Among individuals with CKD stages 2-4, higher DCA levels were independently associated with prevalent cognitive impairment in Category Fluency. The association between DCA and progressive cognitive impairment assessed by 3MS was small and likely not clinically significant.
认知障碍在慢性肾脏病(CKD)中很常见。次级胆汁酸脱氧胆酸(DCA)与无CKD的老年人的认知障碍和阿尔茨海默病性痴呆有关。DCA是否与CKD中的认知障碍及衰退相关尚不清楚。
横断面和纵向多变量校正回归分析。
2836名慢性肾脏病预后研究(CRIC)参与者;699名CRIC认知(COG)研究参与者。
在第5次访视(即基线)时测量的空腹血清DCA水平。
主要CRIC队列中的改良简易精神状态检查表(3MS)以及CRIC COG队列中的特定领域认知测试:连线测验A和B部分、类别流畅性、Buschke选择性提醒测验以及波士顿命名测验。认知障碍定义为测试分数比平均测试分数差超过1个标准差。

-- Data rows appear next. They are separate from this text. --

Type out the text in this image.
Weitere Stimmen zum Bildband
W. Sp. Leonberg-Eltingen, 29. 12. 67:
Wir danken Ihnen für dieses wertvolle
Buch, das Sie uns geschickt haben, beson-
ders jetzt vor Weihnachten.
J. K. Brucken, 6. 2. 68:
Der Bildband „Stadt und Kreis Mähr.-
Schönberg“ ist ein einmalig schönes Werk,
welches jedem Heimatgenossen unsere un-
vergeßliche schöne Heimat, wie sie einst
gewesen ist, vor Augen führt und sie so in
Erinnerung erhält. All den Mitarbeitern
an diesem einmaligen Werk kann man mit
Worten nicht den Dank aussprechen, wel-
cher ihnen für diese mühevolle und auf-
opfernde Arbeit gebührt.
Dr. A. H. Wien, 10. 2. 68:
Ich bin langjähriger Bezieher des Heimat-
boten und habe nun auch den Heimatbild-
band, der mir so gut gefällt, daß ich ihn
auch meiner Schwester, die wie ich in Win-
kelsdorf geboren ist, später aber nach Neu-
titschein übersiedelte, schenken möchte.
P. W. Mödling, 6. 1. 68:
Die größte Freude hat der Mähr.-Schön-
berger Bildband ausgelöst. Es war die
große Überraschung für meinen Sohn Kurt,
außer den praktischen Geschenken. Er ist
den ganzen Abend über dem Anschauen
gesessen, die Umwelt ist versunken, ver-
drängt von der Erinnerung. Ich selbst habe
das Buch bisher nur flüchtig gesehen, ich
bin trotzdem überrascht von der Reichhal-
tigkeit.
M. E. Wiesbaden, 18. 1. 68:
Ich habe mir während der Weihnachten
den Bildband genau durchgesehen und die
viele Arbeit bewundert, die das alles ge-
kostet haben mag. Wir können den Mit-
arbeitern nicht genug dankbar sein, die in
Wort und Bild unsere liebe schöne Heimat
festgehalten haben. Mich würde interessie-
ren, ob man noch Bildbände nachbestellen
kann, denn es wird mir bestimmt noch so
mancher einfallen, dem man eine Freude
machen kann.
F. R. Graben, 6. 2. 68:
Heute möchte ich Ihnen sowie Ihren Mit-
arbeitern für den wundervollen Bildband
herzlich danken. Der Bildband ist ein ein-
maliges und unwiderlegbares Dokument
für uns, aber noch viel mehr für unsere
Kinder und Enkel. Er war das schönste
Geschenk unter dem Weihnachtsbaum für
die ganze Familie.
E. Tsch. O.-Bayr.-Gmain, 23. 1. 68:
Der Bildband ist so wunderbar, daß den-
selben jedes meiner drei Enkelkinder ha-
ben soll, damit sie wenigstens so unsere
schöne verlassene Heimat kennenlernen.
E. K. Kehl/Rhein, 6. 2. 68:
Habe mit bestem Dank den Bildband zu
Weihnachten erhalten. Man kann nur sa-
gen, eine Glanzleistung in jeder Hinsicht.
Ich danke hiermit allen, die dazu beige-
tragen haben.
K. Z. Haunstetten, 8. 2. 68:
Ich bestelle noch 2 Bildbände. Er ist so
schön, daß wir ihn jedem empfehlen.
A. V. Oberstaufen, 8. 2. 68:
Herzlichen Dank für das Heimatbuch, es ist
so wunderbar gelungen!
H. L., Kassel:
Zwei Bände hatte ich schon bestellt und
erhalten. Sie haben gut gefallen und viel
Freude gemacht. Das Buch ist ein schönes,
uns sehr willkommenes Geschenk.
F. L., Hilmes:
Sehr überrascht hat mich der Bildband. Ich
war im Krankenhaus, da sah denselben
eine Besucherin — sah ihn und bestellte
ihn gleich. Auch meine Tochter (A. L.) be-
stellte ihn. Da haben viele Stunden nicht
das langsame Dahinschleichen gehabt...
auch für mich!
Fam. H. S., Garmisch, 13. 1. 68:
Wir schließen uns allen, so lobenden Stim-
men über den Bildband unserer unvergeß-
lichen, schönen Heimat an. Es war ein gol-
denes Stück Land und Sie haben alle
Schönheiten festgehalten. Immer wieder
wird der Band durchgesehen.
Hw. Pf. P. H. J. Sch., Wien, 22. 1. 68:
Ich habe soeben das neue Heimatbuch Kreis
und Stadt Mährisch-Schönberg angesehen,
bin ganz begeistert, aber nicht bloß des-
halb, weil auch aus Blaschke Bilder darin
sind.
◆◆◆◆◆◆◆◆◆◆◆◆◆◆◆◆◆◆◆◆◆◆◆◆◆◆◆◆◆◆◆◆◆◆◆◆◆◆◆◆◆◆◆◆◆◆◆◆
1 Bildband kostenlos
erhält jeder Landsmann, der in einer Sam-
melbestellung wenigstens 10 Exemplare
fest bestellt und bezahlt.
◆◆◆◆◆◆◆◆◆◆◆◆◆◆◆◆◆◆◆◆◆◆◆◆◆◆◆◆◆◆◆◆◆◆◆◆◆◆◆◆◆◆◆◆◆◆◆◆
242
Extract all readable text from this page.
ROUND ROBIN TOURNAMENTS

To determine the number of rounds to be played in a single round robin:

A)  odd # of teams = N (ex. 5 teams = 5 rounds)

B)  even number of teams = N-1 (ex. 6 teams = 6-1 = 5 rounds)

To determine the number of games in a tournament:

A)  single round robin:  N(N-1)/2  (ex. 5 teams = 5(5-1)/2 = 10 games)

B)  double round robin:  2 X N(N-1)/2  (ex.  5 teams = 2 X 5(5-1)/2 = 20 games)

平均年龄59±10岁,45%为女性,39%为黑人。在整个队列中,横断面分析显示,在对人口统计学和临床因素进行校正后,DCA与3MS评估的认知障碍之间无关联(DCA加倍时的患病率比,1.00;95%CI,0.95 - 1.06;n = 2836)。纵向分析显示,DCA与衰退相关(DCA每加倍时3MS的平均年变化百分比,-0.13;95%CI,-0.28至-0.02),但与新发障碍无关(n = 2836;随访8.6±3.9年)。在CRIC COG研究参与者中,横断面分析显示,基于类别流畅性,DCA与认知障碍相关(DCA每加倍时的患病率比,1.14;95%CI,1.02 - 1.27),但与其他特定领域认知测试无关(n = 698 - 699)。在CRIC COG纵向分析中,DCA与衰退或新发认知障碍均无关(n = 538 - 574)。
未对炎症进行校正,未检测粪便DCA,3MS可能缺乏特异性。
在2 - 4期CKD患者中,较高的DCA水平与类别流畅性方面的现患认知障碍独立相关。DCA与3MS评估的进行性认知障碍之间的关联较小,可能无临床意义。